The final (!) session at this wonderful AoIR 2024 conference is on content analysis, and starts with Ahrabhi Kathirgamalingam. Her interest is especially on questions of agreement and disagreement between content codings; the gold standard here has for a long time been intercoder reliability, but this tends to presume a single ground truth which may not exist in all coding contexts.
The concept of ‘constructs of marginalisation’ might be useful here: marginalised people are underrepresented; existing structural power defines who defines such constructs; they are historically and culturally shaped; and explicit as well as ambiguous and evasive language that discriminates and marginalises needs to be considered. The texts to be coded introduce variance in this context, then, and coders may have significant biases that come through in their coding.
This is complicated further if LLMs are also being used in coding: reliability is a general issue, and LLMs have their own biases, but prompt engineering may further affect coding results; indeed, the human-coded data that LLMs were trained on might themselves introduce biases into the process, of course.

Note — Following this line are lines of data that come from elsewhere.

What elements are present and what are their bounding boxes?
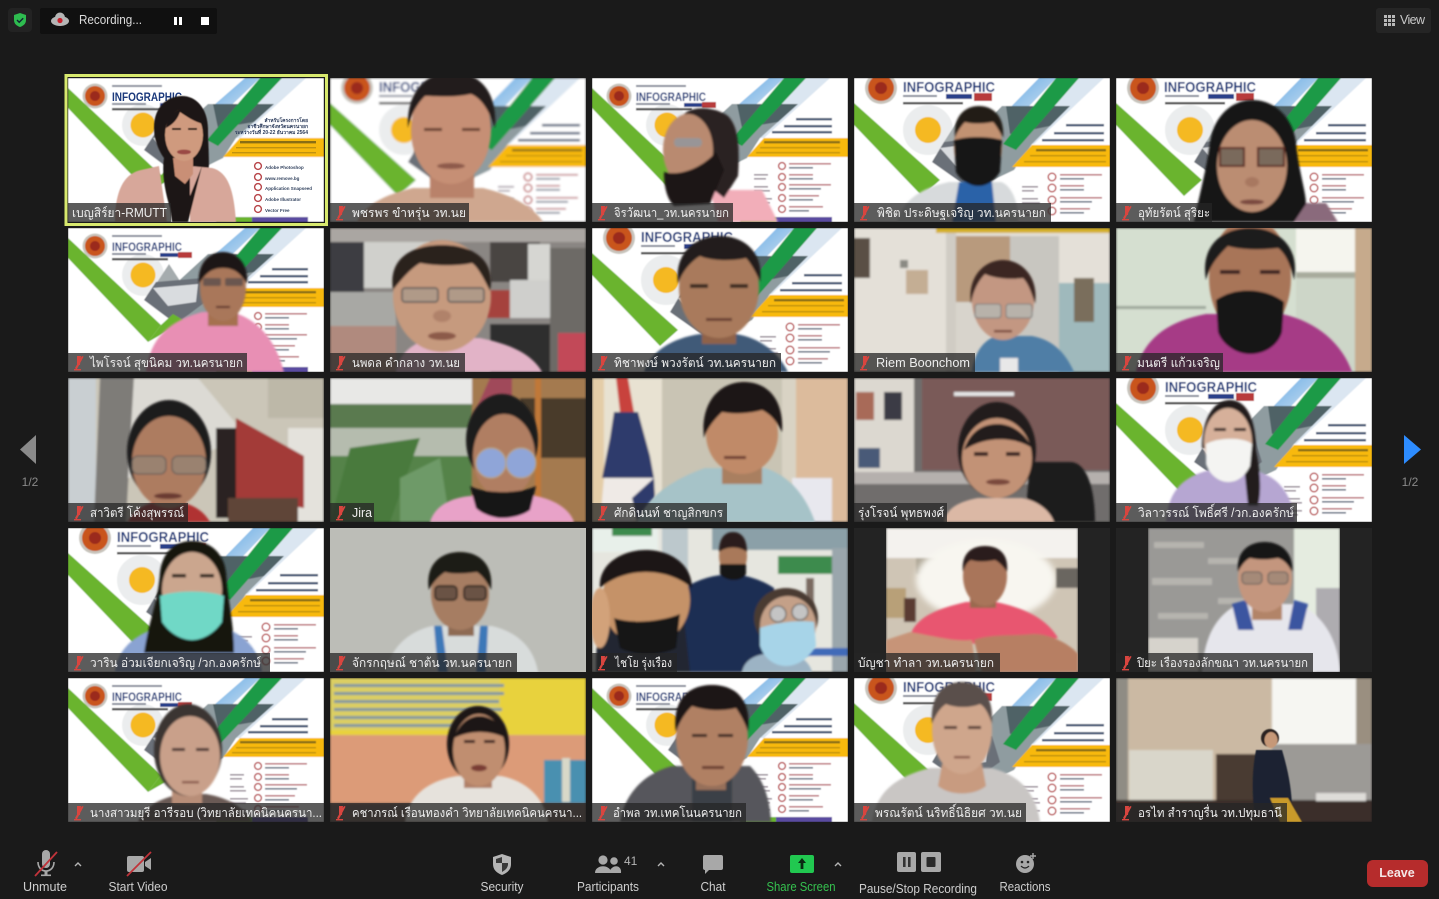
toolbar: pause and stop recording: Pause/Stop Recording — [859, 882, 977, 896]
toolbar: chat: Chat — [700, 880, 726, 894]
tile 1: active speaker — [68, 78, 324, 222]
name label: พรณรัตน์ นริทธิ์นิธิยศ วท.นย — [875, 803, 1022, 820]
name label — [330, 803, 586, 822]
toolbar: security — [480, 854, 524, 894]
leave button — [1367, 860, 1428, 887]
toolbar: share screen: Share Screen — [766, 880, 836, 894]
tile 3 — [592, 78, 848, 222]
name label — [1116, 803, 1287, 822]
name label: จักรกฤษณ์ ชาต้น วท.นครนายก — [352, 656, 512, 670]
recording status bar: Recording... — [79, 13, 142, 27]
tile 17 — [330, 528, 586, 672]
tile 20 — [1116, 528, 1372, 672]
tile 25 — [1116, 678, 1372, 822]
toolbar: participants: Participants — [577, 880, 639, 894]
office wall background — [854, 378, 1110, 522]
participant — [944, 402, 1095, 522]
name label: เบญสิร์ยา-RMUTT — [72, 206, 167, 220]
participant — [386, 552, 538, 672]
participant — [897, 106, 1018, 222]
tile 4 — [854, 78, 1110, 222]
tile 23 — [592, 678, 848, 822]
caret — [75, 863, 81, 866]
view button: View — [1400, 13, 1426, 27]
leave button: Leave — [1379, 866, 1415, 880]
participant — [138, 704, 252, 822]
tile 13 — [592, 378, 848, 522]
name label: ปิยะ เรืองรองลักขณา วท.นครนายก — [1137, 656, 1308, 670]
participant — [115, 541, 262, 672]
name label: บัญชา ทำลา วท.นครนายก — [858, 656, 994, 670]
participant — [1166, 400, 1295, 522]
name label — [592, 803, 746, 822]
toolbar: reactions — [1000, 853, 1050, 894]
tile 1: active speaker: ระหว่างวันที่ 20-22 ธันวาคม 2564 — [235, 128, 308, 136]
next page arrow: 1/2 — [1402, 475, 1419, 489]
participant — [127, 400, 211, 522]
toolbar: participants: 41 — [624, 854, 638, 868]
tile 1: active speaker: สำหรับโครงการโดย — [264, 117, 308, 124]
participant — [146, 252, 284, 372]
participant — [970, 260, 1074, 372]
name label — [854, 353, 975, 372]
tile 5: INFOGRAPHIC — [1164, 79, 1256, 96]
name label: อุทัยรัตน์ สุริยะ — [1138, 206, 1210, 221]
participant — [430, 394, 574, 522]
participant — [620, 685, 771, 822]
toolbar: share screen — [766, 855, 836, 894]
name label — [854, 503, 947, 522]
name label: Riem Boonchom — [876, 356, 970, 370]
name label: วาริน อ่วมเจียกเจริญ /วก.องครักษ์ — [90, 656, 261, 670]
tile 15 — [1116, 378, 1372, 522]
room background — [592, 528, 848, 672]
tile 12 — [330, 378, 586, 522]
name label: ไพโรจน์ สุขนิคม วท.นครนายก — [89, 355, 243, 371]
tile 1: active speaker: Adobe Illustrator — [265, 197, 301, 202]
tile 24: INFOGRAPHIC — [903, 679, 995, 696]
video area — [1148, 528, 1340, 672]
tile 23: INFOGRAPHIC — [636, 690, 706, 704]
name label — [1116, 353, 1223, 372]
name label: นพดล คำกลาง วท.นย — [352, 356, 460, 370]
name label — [330, 653, 517, 672]
tile 8 — [592, 228, 848, 372]
three people — [590, 532, 818, 672]
name label: Jira — [352, 506, 372, 520]
toolbar: security: Security — [480, 880, 524, 894]
participant — [1136, 218, 1352, 372]
tile 18 — [592, 528, 848, 672]
participant — [357, 72, 543, 222]
name label: รุ่งโรจน์ พุทธพงศ์ — [858, 505, 944, 521]
name label — [68, 503, 188, 522]
tile 21: INFOGRAPHIC — [112, 690, 182, 704]
name label — [68, 653, 270, 672]
name label — [330, 503, 374, 522]
toolbar: unmute — [23, 850, 67, 894]
recording status bar — [40, 8, 217, 34]
tile 10 — [1116, 228, 1372, 372]
seated person — [1253, 729, 1302, 822]
participant — [1194, 100, 1338, 222]
caret — [835, 863, 841, 866]
tile 2: INFOGRAPHIC — [379, 79, 471, 96]
toolbar: participants — [577, 854, 639, 894]
video area — [886, 528, 1078, 672]
tile 1: active speaker: www.remove.bg — [264, 176, 300, 181]
name label — [330, 353, 465, 372]
office background — [854, 228, 1110, 372]
name label: ไชโย รุ่งเรือง — [614, 655, 672, 671]
name label: ศักดินนท์ ชาญสิกขกร — [614, 506, 723, 520]
active speaker border — [66, 76, 326, 224]
name label — [1116, 203, 1212, 222]
name label: มนตรี แก้วเจริญ — [1137, 356, 1220, 370]
tile 1: active speaker: Application Snapseed — [265, 186, 312, 191]
room background — [1116, 228, 1372, 372]
name label — [1116, 503, 1297, 522]
tile 9 — [854, 228, 1110, 372]
name label — [68, 353, 247, 372]
name label: พิชิต ประดิษฐเจริญ วท.นครนายก — [877, 206, 1046, 220]
name label — [854, 803, 1026, 822]
name label — [592, 653, 677, 672]
toolbar: pause and stop recording — [859, 852, 977, 896]
tile 24 — [854, 678, 1110, 822]
icon: green security shield — [8, 8, 32, 32]
previous page arrow: 1/2 — [22, 475, 39, 489]
room background — [68, 378, 324, 522]
presenter — [115, 96, 236, 222]
participant — [644, 236, 788, 372]
river background — [330, 378, 586, 522]
toolbar: unmute: Unmute — [23, 880, 67, 894]
name label — [592, 203, 733, 222]
tile 1: active speaker: Vector Free — [265, 208, 290, 213]
participant — [405, 706, 548, 822]
name label: พชรพร ขำหรุ่น วท.นย — [352, 206, 466, 221]
living room — [1116, 678, 1372, 822]
name label: จิรวัฒนา_วท.นครนายก — [614, 206, 729, 220]
tile 16: INFOGRAPHIC — [117, 529, 209, 546]
next page arrow — [1402, 435, 1421, 489]
tile 15: INFOGRAPHIC — [1165, 379, 1257, 396]
name label: วิลาวรรณ์ โพธิ์ศรี /วก.องครักษ์ — [1138, 503, 1294, 520]
toolbar: start video — [108, 852, 168, 894]
tile 8: INFOGRAPHIC — [641, 229, 733, 246]
tile 6: INFOGRAPHIC — [112, 240, 182, 254]
tile 7 — [330, 228, 586, 372]
name label — [1116, 653, 1313, 672]
name label — [854, 203, 1051, 222]
participant — [872, 682, 1040, 822]
caret — [658, 863, 664, 866]
tile 1: active speaker: INFOGRAPHIC — [112, 90, 182, 104]
view button — [1376, 8, 1431, 33]
tile 5 — [1116, 78, 1372, 222]
name label: ทิชาพงษ์ พวงรัตน์ วท.นครนายก — [614, 356, 776, 370]
tile 3: INFOGRAPHIC — [636, 90, 706, 104]
tile 1: active speaker: อาชีวศึกษาจังหวัดนครนายก — [247, 123, 308, 130]
participant — [392, 240, 542, 372]
name label: อรไท สำราญรื่น วท.ปทุมธานี — [1138, 804, 1282, 821]
classroom wall with board — [330, 678, 586, 822]
toolbar: reactions: Reactions — [1000, 880, 1050, 894]
tile 4: INFOGRAPHIC — [903, 79, 995, 96]
tile 11 — [68, 378, 324, 522]
tile 1: active speaker: Adobe Photoshop — [265, 165, 304, 170]
tile 6 — [68, 228, 324, 372]
room with Thai flag — [592, 378, 848, 522]
previous page arrow — [20, 435, 39, 489]
name label: สาวิตรี โค้งสุพรรณ์ — [90, 505, 184, 521]
tile 16 — [68, 528, 324, 672]
name label — [330, 203, 469, 222]
participant — [637, 382, 815, 522]
plain wall — [330, 528, 586, 672]
tile 22 — [330, 678, 586, 822]
toolbar: chat — [700, 855, 726, 894]
name label: อำพล วท.เทคโนนครนายก — [613, 805, 742, 820]
participant — [663, 108, 778, 222]
tile 2 — [330, 78, 586, 222]
tile 14 — [854, 378, 1110, 522]
toolbar: start video: Start Video — [108, 880, 168, 894]
name label — [592, 503, 727, 522]
tile 19 — [854, 528, 1110, 672]
tile 21 — [68, 678, 324, 822]
name label — [592, 353, 781, 372]
room background — [330, 228, 586, 372]
name label — [68, 803, 324, 822]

Ahrabhi explores this through a particular case study of coding for racism in German news media texts, which also surveyed coders for their own experiences of racism – such experiences directly affected coding results. The project then also asked two LLMs to code the same content from the perspective of persons who had or had not been affected by racism.
This found, first, that in general GPT-3.5 coded more content as racist than GPT-4o; the differences in assumed personas also resulted in substantially different results. On average, GPT-4o was closer to human coding, but systematically diverged from human coders in specific contexts (reporting of crime and marginalised people; quantitative information and migration). All of this affects the reliability of human and LLM-based coding, both individually and in combination.